Cada vez más alejado del enconado ambiente familiar, apedrea con los amigos «los balcones de doña Jovita, que tiene el prostíbulo más acreditado de la ciudad, la capilla protestante y la Casa del Pueblo» (página 200). Entonces emprende su carrera de héroe, participando con su grupo armado con tirachinas en una revuelta callejera de tiros que concluye con el asalto a la casa cuartel Lepanto del barrio de la Alameda. Empieza a correr la sangre y la tragedia impacta en la familia de Gervasio: los nacionales vejan y asesinan a sus tíos Adrián y Norberto y ante el estallido de una violencia criminal y gratuita, brotan las dudas del chico, aleccionado por su tío Felipe para entender que «los altos fines no se alcanzan con medios mezquinos» (página 241). Enseguida se van sumando a las víctimas de los asesinatos descontrolados su amigo Lucinio, y David y sus hermanos, de la familia de tía Macrina; y en el otro bando, Daniel (sobrino de la señora Zoa) y Jairo, ex marido de su hermana Crucita. Con el alistamiento en la Marina de Gervasio y sus amigos, el protagonista recibe el respaldo de su tío Felipe Neri: «Si tu moral de soldado requiere música e imaginación, escucha música e imagina, Gervasio. La patria precisa soldados con moral» (página 279).

A Gervasio no le agrada la vida castrense, hacinada y hostil, pero la soledad del mar le ayuda a pensar por sí mismo, respetando las ideas ajenas, incluidas las de su padre «encerrado desde los primeros días del Alzamiento en la plaza de toros». Charlando con el cabo Pita, «de pronto, se le hizo claro que ningún hombre debe cohibir la libertad de pensar de otro hombre» (página 393). Y evoca la dignidad del padre, que sufre con paciencia y tolerancia la estulticia de su mujer, la agresividad de los cuñados y cuñadas y la inmadurez de Gervasio. Una noche sueña que «asaltaba la plaza de toros pistola en mano, reducía al centinela de la puerta del toril y huía con su padre» (página 250).

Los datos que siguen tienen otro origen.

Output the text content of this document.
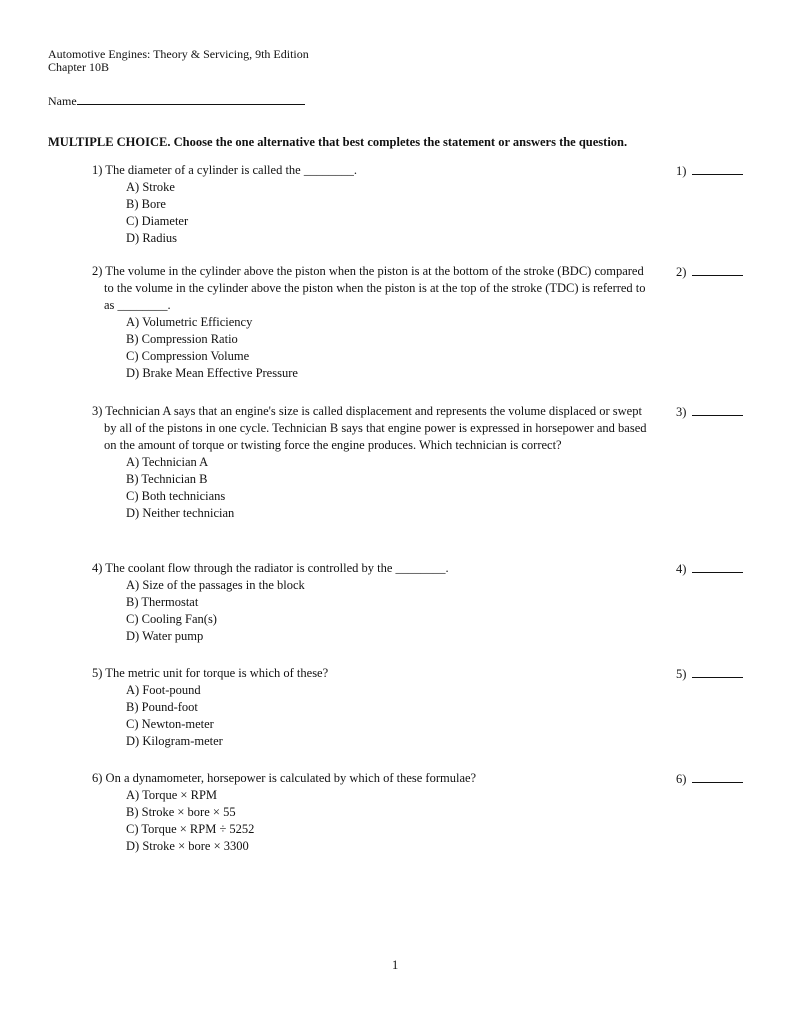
Automotive Engines: Theory & Servicing, 9th Edition
Chapter 10B
Name
MULTIPLE CHOICE. Choose the one alternative that best completes the statement or answers the question.
1) The diameter of a cylinder is called the ________.
A) Stroke
B) Bore
C) Diameter
D) Radius
1)
2) The volume in the cylinder above the piston when the piston is at the bottom of the stroke (BDC) compared to the volume in the cylinder above the piston when the piston is at the top of the stroke (TDC) is referred to as ________.
A) Volumetric Efficiency
B) Compression Ratio
C) Compression Volume
D) Brake Mean Effective Pressure
2)
3) Technician A says that an engine's size is called displacement and represents the volume displaced or swept by all of the pistons in one cycle. Technician B says that engine power is expressed in horsepower and based on the amount of torque or twisting force the engine produces. Which technician is correct?
A) Technician A
B) Technician B
C) Both technicians
D) Neither technician
3)
4) The coolant flow through the radiator is controlled by the ________.
A) Size of the passages in the block
B) Thermostat
C) Cooling Fan(s)
D) Water pump
4)
5) The metric unit for torque is which of these?
A) Foot-pound
B) Pound-foot
C) Newton-meter
D) Kilogram-meter
5)
6) On a dynamometer, horsepower is calculated by which of these formulae?
A) Torque × RPM
B) Stroke × bore × 55
C) Torque × RPM ÷ 5252
D) Stroke × bore × 3300
6)
1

Esta excelente novela se sitúa entonces a la cabeza de la obra de Delibes, respondiendo plenamente a la purga de conciencia de su autor, con un manejo magistral del lenguaje narrativo al servicio de su pensamiento y de la historia. El 26 de febrero de 1988 alcanzó el premio Ciudad de Barcelona para narrativa en castellano, que Delibes ya ambicionara para El camino en 1951, cuando se lo llevó su primo Ricardo Fernández de la Reguera (1916-2000), con Cuando voy a morir. El estreno había sido de un falangismo inconfundible: Patapalo, de Bartolomé Soler (1894-1975), en 1949, y Monte de Sancha, de Mercedes Formica (1913-2002), en 1950, marcaron la pauta. Este galardón municipal, que distingue libros publicados el año anterior, fue creado en 1949 por el concejal falangista Luis Caralt (1916) para conmemorar la entrada de las tropas franquistas al mando de Yagüe en Barcelona, conservando siempre la fecha del memorial, aunque en la actualidad sus pregones municipales en internet los monopolice el catalán.